MAKASSAR, RAKYATSULSEL - Badan Pengawas Pemilu terus menyorot perihal netralitas pemerintah dalam pemilihan kepala daerah serentak. Salah satu yang menjadi fokus perhatian adalah netralitas kepala desa dan perangkat desa.
Struktur paling bawah dalam pemerintahan itu dinilai berpotensi memicu konflik sosial bila terang-terangan mendukung salah satu pasangan calon tertentu.
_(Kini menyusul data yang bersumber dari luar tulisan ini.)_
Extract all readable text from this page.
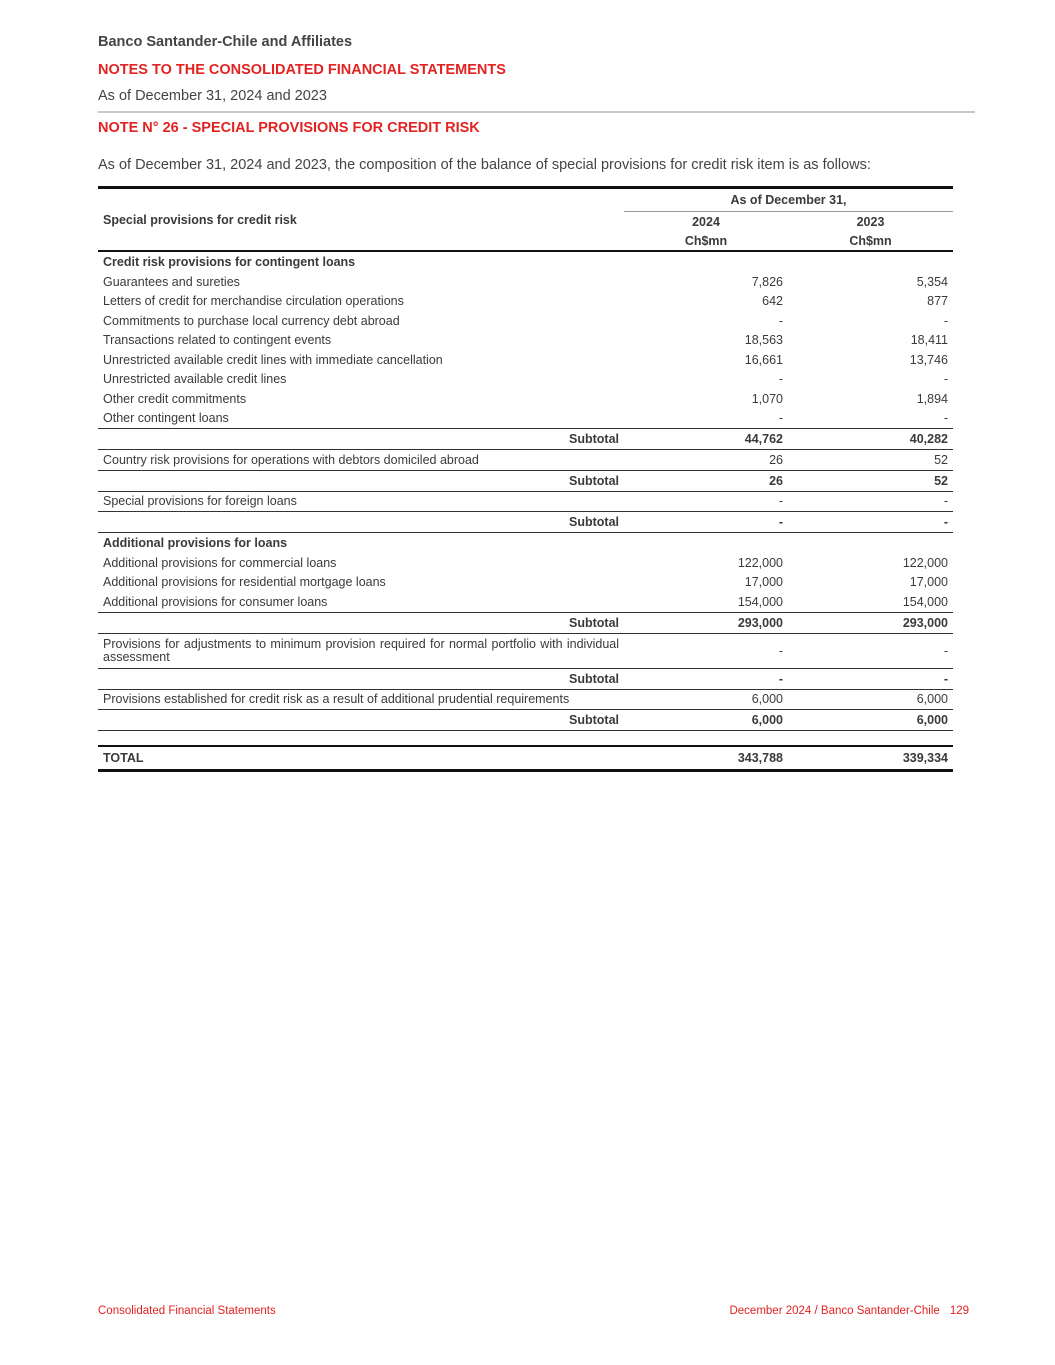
Banco Santander-Chile and Affiliates
NOTES TO THE CONSOLIDATED FINANCIAL STATEMENTS
As of December 31, 2024 and 2023
NOTE N° 26 - SPECIAL PROVISIONS FOR CREDIT RISK
As of December 31, 2024 and 2023, the composition of the balance of special provisions for credit risk item is as follows:
Special provisions for credit risk	As of December 31,	
	2024	2023
	Ch$mn	Ch$mn
Credit risk provisions for contingent loans		
Guarantees and sureties	7,826	5,354
Letters of credit for merchandise circulation operations	642	877
Commitments to purchase local currency debt abroad	-	-
Transactions related to contingent events	18,563	18,411
Unrestricted available credit lines with immediate cancellation	16,661	13,746
Unrestricted available credit lines	-	-
Other credit commitments	1,070	1,894
Other contingent loans	-	-
Subtotal	44,762	40,282
Country risk provisions for operations with debtors domiciled abroad	26	52
Subtotal	26	52
Special provisions for foreign loans	-	-
Subtotal	-	-
Additional provisions for loans		
Additional provisions for commercial loans	122,000	122,000
Additional provisions for residential mortgage loans	17,000	17,000
Additional provisions for consumer loans	154,000	154,000
Subtotal	293,000	293,000
Provisions for adjustments to minimum provision required for normal portfolio with individual assessment	-	-
Subtotal	-	-
Provisions established for credit risk as a result of additional prudential requirements	6,000	6,000
Subtotal	6,000	6,000

TOTAL	343,788	339,334
Consolidated Financial Statements	December 2024 / Banco Santander-Chile 129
Kepala desa dan perangkatnya punya power untuk menggerakkan dan mempengaruhi calon pemilih. Konsekuensinya, mereka bisa dijerat tindak pidana pemilu bisa terbukti tidak netral di pilkada.
Badan Pengawas Pemilihan Umum (Bawaslu) Sulawesi Selatan mengingatkan kepada seluruh kepala desa dan perangkatnya agar netral pada Pilkada Serentak 2024.
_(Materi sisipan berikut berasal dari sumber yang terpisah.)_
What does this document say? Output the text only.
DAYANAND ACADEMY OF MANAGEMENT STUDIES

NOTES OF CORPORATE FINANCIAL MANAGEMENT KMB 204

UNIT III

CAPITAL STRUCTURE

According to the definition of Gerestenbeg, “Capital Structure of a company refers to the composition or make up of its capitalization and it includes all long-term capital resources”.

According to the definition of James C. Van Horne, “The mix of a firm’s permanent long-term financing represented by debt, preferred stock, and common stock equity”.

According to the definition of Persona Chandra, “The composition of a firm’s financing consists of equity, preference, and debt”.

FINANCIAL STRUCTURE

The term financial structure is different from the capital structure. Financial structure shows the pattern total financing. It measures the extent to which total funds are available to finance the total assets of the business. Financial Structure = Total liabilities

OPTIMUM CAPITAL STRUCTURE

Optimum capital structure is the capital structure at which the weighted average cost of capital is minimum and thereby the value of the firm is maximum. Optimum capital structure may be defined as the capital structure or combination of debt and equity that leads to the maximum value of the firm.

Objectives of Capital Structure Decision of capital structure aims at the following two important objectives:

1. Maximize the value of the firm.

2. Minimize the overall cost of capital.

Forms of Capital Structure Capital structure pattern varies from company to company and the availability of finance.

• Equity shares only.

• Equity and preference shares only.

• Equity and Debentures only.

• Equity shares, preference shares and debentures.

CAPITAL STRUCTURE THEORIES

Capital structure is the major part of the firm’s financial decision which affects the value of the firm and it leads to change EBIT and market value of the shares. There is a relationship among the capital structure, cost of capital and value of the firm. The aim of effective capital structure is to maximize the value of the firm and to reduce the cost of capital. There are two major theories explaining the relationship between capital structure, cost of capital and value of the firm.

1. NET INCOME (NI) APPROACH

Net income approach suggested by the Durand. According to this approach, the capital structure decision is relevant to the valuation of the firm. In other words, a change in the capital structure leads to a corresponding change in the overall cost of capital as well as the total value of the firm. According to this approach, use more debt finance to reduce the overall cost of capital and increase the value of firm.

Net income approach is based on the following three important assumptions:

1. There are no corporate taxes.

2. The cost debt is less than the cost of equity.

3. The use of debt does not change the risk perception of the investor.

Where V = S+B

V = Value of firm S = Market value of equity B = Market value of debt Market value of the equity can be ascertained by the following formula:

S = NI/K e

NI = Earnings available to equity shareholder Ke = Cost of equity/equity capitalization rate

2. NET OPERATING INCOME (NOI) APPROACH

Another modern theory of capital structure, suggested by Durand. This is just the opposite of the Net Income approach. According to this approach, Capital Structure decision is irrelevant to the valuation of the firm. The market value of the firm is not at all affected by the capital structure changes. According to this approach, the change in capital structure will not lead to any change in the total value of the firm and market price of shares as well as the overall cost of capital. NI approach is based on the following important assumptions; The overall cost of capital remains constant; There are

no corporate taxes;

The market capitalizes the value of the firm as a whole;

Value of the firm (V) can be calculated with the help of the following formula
Komisioner Badan Pengawas Pemilihan Umum (Bawaslu), Samsuar Saleh menegaskan bila ada aparat desa berpihak atau terang-terangan memberikan dukungan kepada salah satu kandidat pasangan calon bisa berimbas hingga dijerat tindak pidana pemilu.
"Bila selama ini rekomendasi Bawaslu hanya diteruskan ke KASN. Tapi dalam tahapan kampanye, maka berimplikasi sampai pidana pemilu. Bila kepala desa atau ASN tidak netral maka sudah bisa diproses pidana pemilu," kata Samsuar di acara Sosialisasi Pengawasan Pemilihan Secara Tatap Muka bersama Asosiasi Pemerintah Desa Seluruh Indonesia (Apdesi) dan para kepala desa dari 24 daerah di Hotel Four Point Makassar, Rabu, (25/9/2024).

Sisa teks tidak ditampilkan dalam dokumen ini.